I started using etcd-diagnosis recently, and honestly, it would have saved me hours in older incidents. Instead of checking every signal by hand, I can run this:

etcd-diagnosis report --endpoints=https://etcd-0:2379,https://etcd-1:2379,https://etcd-2:2379 \
  --cacert /path/to/ca.crt \
  --cert /path/to/client.crt \
  --key /path/to/client.key

It generates one report that covers:

  • Cluster health and membership
  • Disk I/O latency (WAL fsync)
  • Network latency between members
  • Resource pressure (memory, disk usage)
  • Key etcd metrics

The best part is that the output is something you can hand to upstream maintainers or a vendor without spending half the incident in a loop of “can you also send us this metric?” It is already packaged as a useful diagnostic artifact.

Preventing Future Incidents

After getting burned enough times, this is what I now put on every cluster:

Monitoring alerts:

# Alert when WAL fsync latency is high
- alert: EtcdHighFsyncDuration
  expr: histogram_quantile(0.99, rate(etcd_disk_wal_fsync_duration_seconds_bucket[5m])) > 0.01
  for: 5m
  labels:
    severity: warning

# Alert before space runs out
- alert: EtcdDatabaseSizeNearQuota
  expr: etcd_mvcc_db_total_size_in_bytes / etcd_server_quota_backend_bytes > 0.8
  for: 10m
  labels:
    severity: warning

Scheduled defragmentation:

apiVersion: batch/v1
kind: CronJob
metadata:
  name: etcd-defrag
  namespace: kube-system
spec:
  schedule: "0 3 * * 0"  # Weekly, Sunday 3 AM
  jobTemplate:
    spec:
      template:
        spec:
          containers:
          - name: defrag
            image: bitnami/etcd:3.5
            command:
            - /bin/sh
            - -c
            - |
              for ep in https://etcd-0:2379 https://etcd-1:2379 https://etcd-2:2379; do
                echo "Defragmenting $ep"
                etcdctl defrag --endpoints=$ep \
                  --cacert=/certs/ca.crt \
                  --cert=/certs/client.crt \
                  --key=/certs/client.key
                sleep 30
              done

Dedicated storage: etcd gets its own volume.

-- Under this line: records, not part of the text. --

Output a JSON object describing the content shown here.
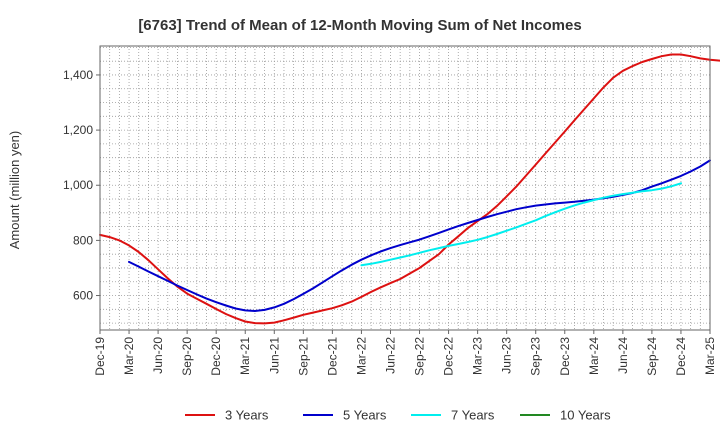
{
  "chart_data": {
    "type": "line",
    "title": "[6763]  Trend of Mean of 12-Month Moving Sum of Net Incomes",
    "ylabel": "Amount (million yen)",
    "xlabel": "",
    "x_tick_labels": [
      "Dec-19",
      "Mar-20",
      "Jun-20",
      "Sep-20",
      "Dec-20",
      "Mar-21",
      "Jun-21",
      "Sep-21",
      "Dec-21",
      "Mar-22",
      "Jun-22",
      "Sep-22",
      "Dec-22",
      "Mar-23",
      "Jun-23",
      "Sep-23",
      "Dec-23",
      "Mar-24",
      "Jun-24",
      "Sep-24",
      "Dec-24",
      "Mar-25"
    ],
    "y_ticks": [
      600,
      800,
      1000,
      1200,
      1400
    ],
    "y_tick_labels": [
      "600",
      "800",
      "1,000",
      "1,200",
      "1,400"
    ],
    "ylim": [
      475,
      1505
    ],
    "grid": true,
    "legend_position": "bottom",
    "series": [
      {
        "name": "3 Years",
        "color": "#dd1111",
        "start_index": 0,
        "values": [
          820,
          812,
          800,
          782,
          758,
          728,
          695,
          662,
          632,
          607,
          588,
          570,
          551,
          533,
          518,
          506,
          500,
          499,
          502,
          510,
          520,
          530,
          538,
          546,
          554,
          565,
          578,
          595,
          613,
          630,
          645,
          660,
          680,
          700,
          725,
          750,
          785,
          815,
          845,
          870,
          895,
          925,
          960,
          995,
          1035,
          1075,
          1115,
          1155,
          1195,
          1235,
          1275,
          1315,
          1355,
          1390,
          1415,
          1432,
          1447,
          1458,
          1468,
          1474,
          1474,
          1468,
          1460,
          1455,
          1452,
          1450
        ]
      },
      {
        "name": "5 Years",
        "color": "#0000cc",
        "start_index": 3,
        "values": [
          722,
          705,
          687,
          670,
          653,
          636,
          620,
          604,
          589,
          576,
          564,
          553,
          546,
          544,
          548,
          557,
          570,
          587,
          606,
          626,
          648,
          670,
          692,
          712,
          730,
          746,
          760,
          772,
          783,
          793,
          803,
          815,
          827,
          840,
          852,
          863,
          874,
          885,
          895,
          904,
          913,
          920,
          926,
          930,
          934,
          937,
          940,
          944,
          948,
          953,
          958,
          965,
          972,
          982,
          995,
          1007,
          1020,
          1034,
          1050,
          1068,
          1090
        ]
      },
      {
        "name": "7 Years",
        "color": "#00eeee",
        "start_index": 27,
        "values": [
          710,
          715,
          722,
          730,
          738,
          746,
          755,
          764,
          772,
          780,
          787,
          794,
          802,
          812,
          823,
          835,
          847,
          860,
          873,
          888,
          902,
          915,
          927,
          937,
          946,
          955,
          962,
          968,
          973,
          978,
          982,
          988,
          996,
          1007
        ]
      },
      {
        "name": "10 Years",
        "color": "#228822",
        "start_index": 0,
        "values": []
      }
    ]
  }
}
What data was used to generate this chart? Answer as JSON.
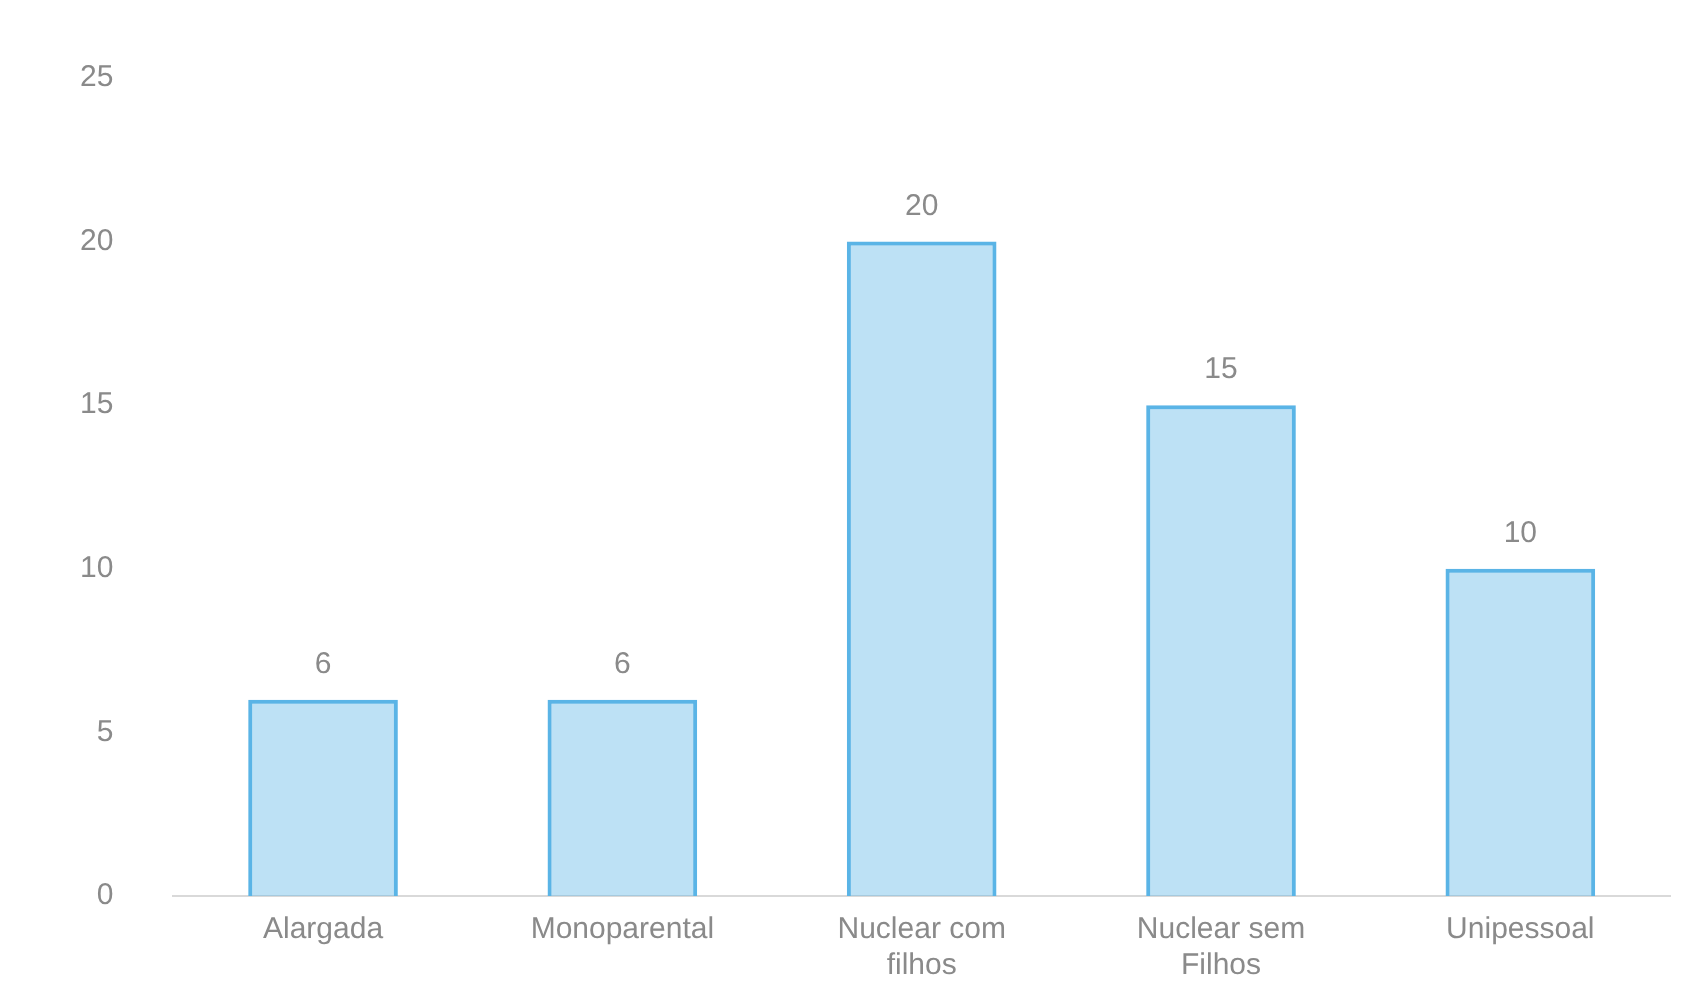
{
  "chart_data": {
    "type": "bar",
    "categories": [
      "Alargada",
      "Monoparental",
      "Nuclear com filhos",
      "Nuclear sem Filhos",
      "Unipessoal"
    ],
    "values": [
      6,
      6,
      20,
      15,
      10
    ],
    "color": "#5ab4e6",
    "ylim": [
      0,
      25
    ],
    "yticks": [
      0,
      5,
      10,
      15,
      20,
      25
    ],
    "grid": false,
    "legend": false,
    "data_labels": true
  }
}
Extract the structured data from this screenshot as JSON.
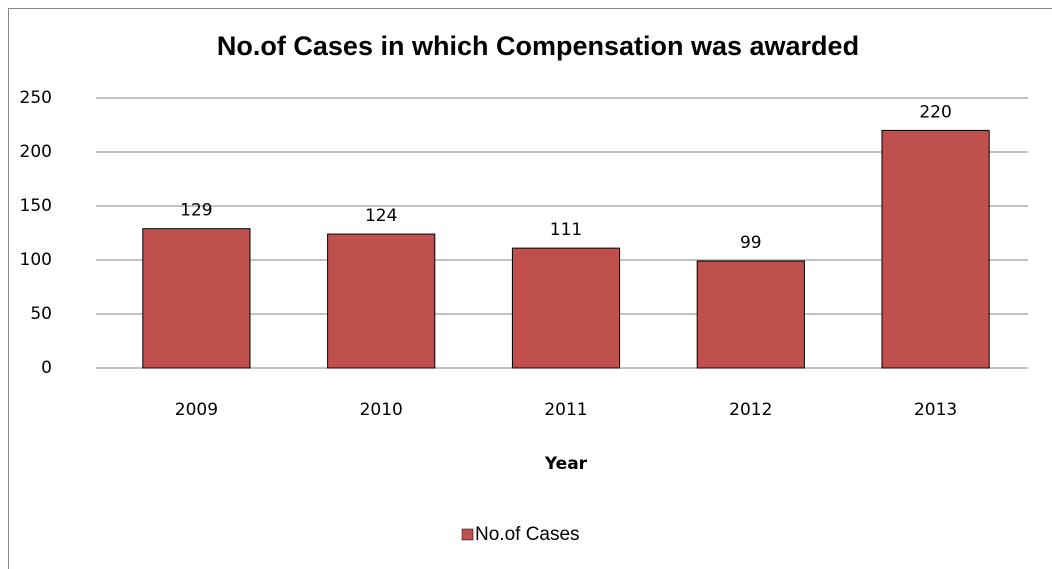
{
  "chart_data": {
    "type": "bar",
    "title": "No.of Cases in which Compensation was awarded",
    "categories": [
      "2009",
      "2010",
      "2011",
      "2012",
      "2013"
    ],
    "series": [
      {
        "name": "No.of Cases",
        "color": "#c0504d",
        "values": [
          129,
          124,
          111,
          99,
          220
        ]
      }
    ],
    "x_label": "Year",
    "ylim": [
      0,
      250
    ],
    "yticks": [
      0,
      50,
      100,
      150,
      200,
      250
    ],
    "grid": true,
    "legend": "bottom"
  }
}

No sharing.

Lessons Learned

  1. Most etcd problems are storage problems. Check disk performance first.
  2. apply request took too long almost always means fsync latency.
  3. Auto-compaction doesn’t mean auto-defrag. You need both.
  4. Keep the etcd database small. If it grows past 1 GiB, something is probably wrong, often stale resources or a controller loop creating objects.
  5. Three members is the sweet spot. Five gives you more fault tolerance but slower writes. One is asking for trouble.
  6. Back up etcd regularly: etcdctl snapshot save backup.db. Test your restores.

etcd is one of those components that quietly does its job until the day it really does not. When that day comes, having a short list of commands ready and knowing what signals matter can be the difference between a fifteen minute fix and a three hour scramble.